Osteoarthritis, which is also often called degenerative, or wear and tear arthritis, is the most common joint disorder in individuals 35-40 years and up. In the earlier stages of the disease, treatment is symptomatic aimed at reducing pain but not curing or slowing the progression of degeneration. The most common treatment approach is non-steroidal anti-inflammatory drugs or NSAIDs. Newer research has suggested that while these drugs may provide short-term pain reduction, they may actually accelerate the rate of continued degeneration.(1)
Most patients struggle along managing pain until it becomes limiting enough to consider joint replacement. While great strides have been made in joint replacement, there can be several complications associated with these procedures including infection and failure of the prothesis to hold because of bone thinning. Even with an effective joint replacement, the prosthesis may not last an individual’s remaining lifespan. Recent study found that 35% of men in their early 50s receiving joint replacement required a second operation.(2)
While joint replacement can be a valuable treatment for advanced osteoarthritis, treatment that can control symptoms and actually cause some tissue regeneration can delay the need for replacement and in some cases be adequate treatment in the long-term. More recently another treatment category has entered therapy options before joint replacement is needed, regenerative therapy. Regenerative therapy goes beyond the symptoms control actually facilitating tissue regeneration. This can significantly delay the need for joint replacement and in some making it un-necessary all together.
Regenerative therapies involve harvesting tissue components that are normally involved in tissue repair. These may include platelet rich plasma (PRP), stem cells and stem cell exosomes. These therapies are only slightly invasive but do carry a small risk of complications. While they are helpful in some cases, they may not be in others. PRP has been found to be successful in 50% of those with severe osteoarthritis of the knee and in 60% with moderate disease.(3) The effect lasts from 6-12 months requiring recurring treatment.
Perhaps the most helpful completely non-invasive regenerative therapy for osteoarthritis is pulsed electromagnetic therapy (PEMF). PEMF is applied using a electromagnetic solenoid encircling the affected area which generates a magnetic field. This field stimulates the same regenerative pathways that occur with PRP or stem cell therapy. It also activates cell adenosine receptors which inhibits inflammation.
A summary of the clinical trials of PEMF for osteoarthritis of the knee found that pain scores with this therapy decreased 60%. Function related to decreased pain as measured by WOMAC scales increased 42%.(4) These improvements were comparable to those seen with injection based therapies such as PRP. No adverse effects have been reported with PEMF. Similar benefits were found for PEMF for osteoarthritis of the spine.

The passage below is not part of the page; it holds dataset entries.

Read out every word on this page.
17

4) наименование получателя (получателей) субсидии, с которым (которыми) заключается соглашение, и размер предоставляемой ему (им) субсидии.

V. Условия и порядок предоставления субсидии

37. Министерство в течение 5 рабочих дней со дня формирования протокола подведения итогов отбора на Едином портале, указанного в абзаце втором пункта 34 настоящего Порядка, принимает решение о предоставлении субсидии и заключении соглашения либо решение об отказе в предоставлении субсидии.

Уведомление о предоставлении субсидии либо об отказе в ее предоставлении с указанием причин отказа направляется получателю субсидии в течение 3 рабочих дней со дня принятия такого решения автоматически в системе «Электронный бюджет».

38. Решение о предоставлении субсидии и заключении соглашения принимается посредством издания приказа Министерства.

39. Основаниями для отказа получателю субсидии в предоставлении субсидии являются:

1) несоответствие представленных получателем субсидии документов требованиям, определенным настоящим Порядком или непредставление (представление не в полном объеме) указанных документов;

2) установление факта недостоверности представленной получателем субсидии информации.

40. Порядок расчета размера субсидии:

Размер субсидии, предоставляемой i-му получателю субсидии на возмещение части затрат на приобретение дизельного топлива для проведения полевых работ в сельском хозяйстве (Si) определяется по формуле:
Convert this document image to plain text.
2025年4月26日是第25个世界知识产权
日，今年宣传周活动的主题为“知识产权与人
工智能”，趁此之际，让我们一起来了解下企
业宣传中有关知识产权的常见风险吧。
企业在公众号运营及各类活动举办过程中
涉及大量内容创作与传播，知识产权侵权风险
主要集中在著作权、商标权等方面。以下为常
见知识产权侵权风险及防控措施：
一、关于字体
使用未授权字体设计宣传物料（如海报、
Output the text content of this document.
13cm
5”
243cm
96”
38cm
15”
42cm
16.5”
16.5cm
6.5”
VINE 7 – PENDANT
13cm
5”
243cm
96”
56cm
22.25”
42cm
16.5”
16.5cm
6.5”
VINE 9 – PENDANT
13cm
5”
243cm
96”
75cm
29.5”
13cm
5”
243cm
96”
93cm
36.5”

PEMF therapy is ideally suited to those with osteoarthritis who prefer an entirely noninvasive treatment and in those who have tried treatments such as PRP or stem cell injections without success. It can be equally helpful in delaying or avoiding the need for joint replacement. The researchers who performed the above summary of the clinical trials with PEMF for osteoarthritis summarized their conclusions, “Diverse PEMF applications revealed promising results, emphasizing pain reduction and improvement in the quality of life of patients”.